972 F.2d 1341
William A. ROBERTS, Petitioner-Appellant,
UNITED STATES of America, Respondent-Appellee.
United States Court of Appeals, Ninth Circuit.
Submitted Aug. 12, 1992.*
Decided Aug. 20, 1992.
NOTICE: Ninth Circuit Rule 36-3 provides that dispositions other than opinions or orders designated for publication are not precedential and should not be cited except when relevant under the doctrines of law of the case, res judicata, or collateral estoppel.
Before BRUNETTI, RYMER and KLEINFELD, Circuit Judges.
William A. Roberts, a federal prisoner, appeals pro se the district court's denial of his 28 U.S.C. § 2255 motion challenging his conviction. Roberts contends the district court improperly construed his post-conviction "Motion to Dismiss Defective Indictment Pursuant to Fed.Rule of Crim.Proc. 12(B)(2)" as a section 2255 motion and therefore denied it on an improper basis. We review de novo, United States v. Angelone, 894 F.2d 1129, 1130 (9th Cir.1990), and we affirm.
Section 2255 "has long been available to attack convictions and sentences entered by a court without jurisdiction." United States v. Addonizio, 442 U.S. 178, 185 (1979); see also United States v. Mathews, 833 F.2d 161, 164 (9th Cir.1987) (Fed.R.Crim.P. 35 motion to correct sentence properly construed as section 2255 motion where challenge is to court's jurisdiction). Accordingly, the district court did not err by construing Roberts' Fed.R.Crim.P. 12 motion as a section 2255 motion.

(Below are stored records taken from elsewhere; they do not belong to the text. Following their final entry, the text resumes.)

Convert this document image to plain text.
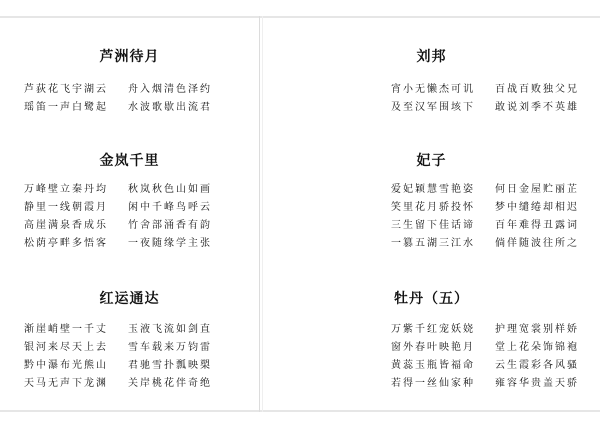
芦洲待月
芦荻花飞宇湖云 舟入烟清色泽约
瑶笛一声白鹭起 水波歌歇出流君
金岚千里
万峰壁立秦丹均 秋岚秋色山如画
静里一线朝霞月 闲中千峰鸟呼云
高崖满泉香成乐 竹舍部涌香有韵
松荫亭畔多悟客 一夜随缘学主张
红运通达
渐崖峭壁一千丈 玉液飞流如剑直
银河来尽天上去 雪车载来万钧雷
黔中瀑布光熊山 君驰雪扑瓢映槊
天马无声下龙渊 关岸桃花伴奇绝
刘邦
宵小无懒杰可讥 百战百败独父兄
及至汉军围垓下 敢说刘季不英雄
妃子
爱妃颖慧雪艳姿 何日金屋贮丽芷
笑里花月骄投怀 梦中缱绻却相迟
三生留下佳话谛 百年难得丑露词
一篡五湖三江水 倘佯随波往所之
牡丹（五）
万紫千红宠妖娆 护理宽裳别样娇
窗外春叶映艳月 堂上花朵饰锦袍
黄蕊玉瓶皆福命 云生霞彩各风骚
若得一丝仙家种 雍容华贵盖天骄
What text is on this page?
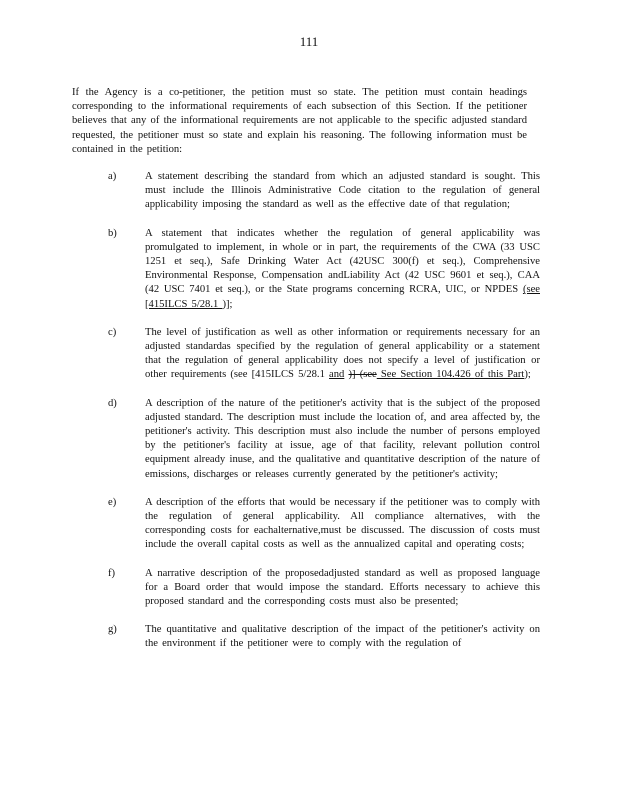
111

If the Agency is a co-petitioner, the petition must so state. The petition must contain headings corresponding to the informational requirements of each subsection of this Section. If the petitioner believes that any of the informational requirements are not applicable to the specific adjusted standard requested, the petitioner must so state and explain his reasoning. The following information must be contained in the petition:

a)	A statement describing the standard from which an adjusted standard is sought. This must include the Illinois Administrative Code citation to the regulation of general applicability imposing the standard as well as the effective date of that regulation;
b)	A statement that indicates whether the regulation of general applicability was promulgated to implement, in whole or in part, the requirements of the CWA (33 USC 1251 et seq.), Safe Drinking Water Act (42USC 300(f) et seq.), Comprehensive Environmental Response, Compensation andLiability Act (42 USC 9601 et seq.), CAA (42 USC 7401 et seq.), or the State programs concerning RCRA, UIC, or NPDES (see [415ILCS 5/28.1 )];
c)	The level of justification as well as other information or requirements necessary for an adjusted standardas specified by the regulation of general applicability or a statement that the regulation of general applicability does not specify a level of justification or other requirements (see [415ILCS 5/28.1 and )] (see See Section 104.426 of this Part);
d)	A description of the nature of the petitioner's activity that is the subject of the proposed adjusted standard. The description must include the location of, and area affected by, the petitioner's activity. This description must also include the number of persons employed by the petitioner's facility at issue, age of that facility, relevant pollution control equipment already inuse, and the qualitative and quantitative description of the nature of emissions, discharges or releases currently generated by the petitioner's activity;
e)	A description of the efforts that would be necessary if the petitioner was to comply with the regulation of general applicability. All compliance alternatives, with the corresponding costs for eachalternative,must be discussed. The discussion of costs must include the overall capital costs as well as the annualized capital and operating costs;
f)	A narrative description of the proposedadjusted standard as well as proposed language for a Board order that would impose the standard. Efforts necessary to achieve this proposed standard and the corresponding costs must also be presented;
g)	The quantitative and qualitative description of the impact of the petitioner's activity on the environment if the petitioner were to comply with the regulation of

To the extent that Roberts also challenges the district court's denial of the merits of his section 2255 motion, we find this argument unavailing. We have previously considered and rejected each of Roberts' arguments regarding the constitutionality of federal regulation of controlled substance offenses. See, e.g., United States v. Visman, 919 F.2d 1390, 1392-93 (9th Cir.1990) (Congress may regulate purely intrastate controlled substance offenses because it has determined that "intrastate drug activity affects interstate commerce"; 21 U.S.C. § 841(a) " 'is constitutional and [ ] no proof of an interstate nexus is required in order to establish jurisdiction of the subject matter' " (quoting United States v. Montes-Zarate, 552 F.2d 1330, 1331 (9th Cir.1977)), cert. denied, 112 S.Ct. 442 (1991); United States v. Davis, 564 F.2d 840, 843-44 (9th Cir.1977) (delegation of scheduling power to Attorney General was constitutionally valid), cert. denied, 434 U.S. 1015 (1978). Therefore, the district court did not err by denying Roberts relief on any of these bases.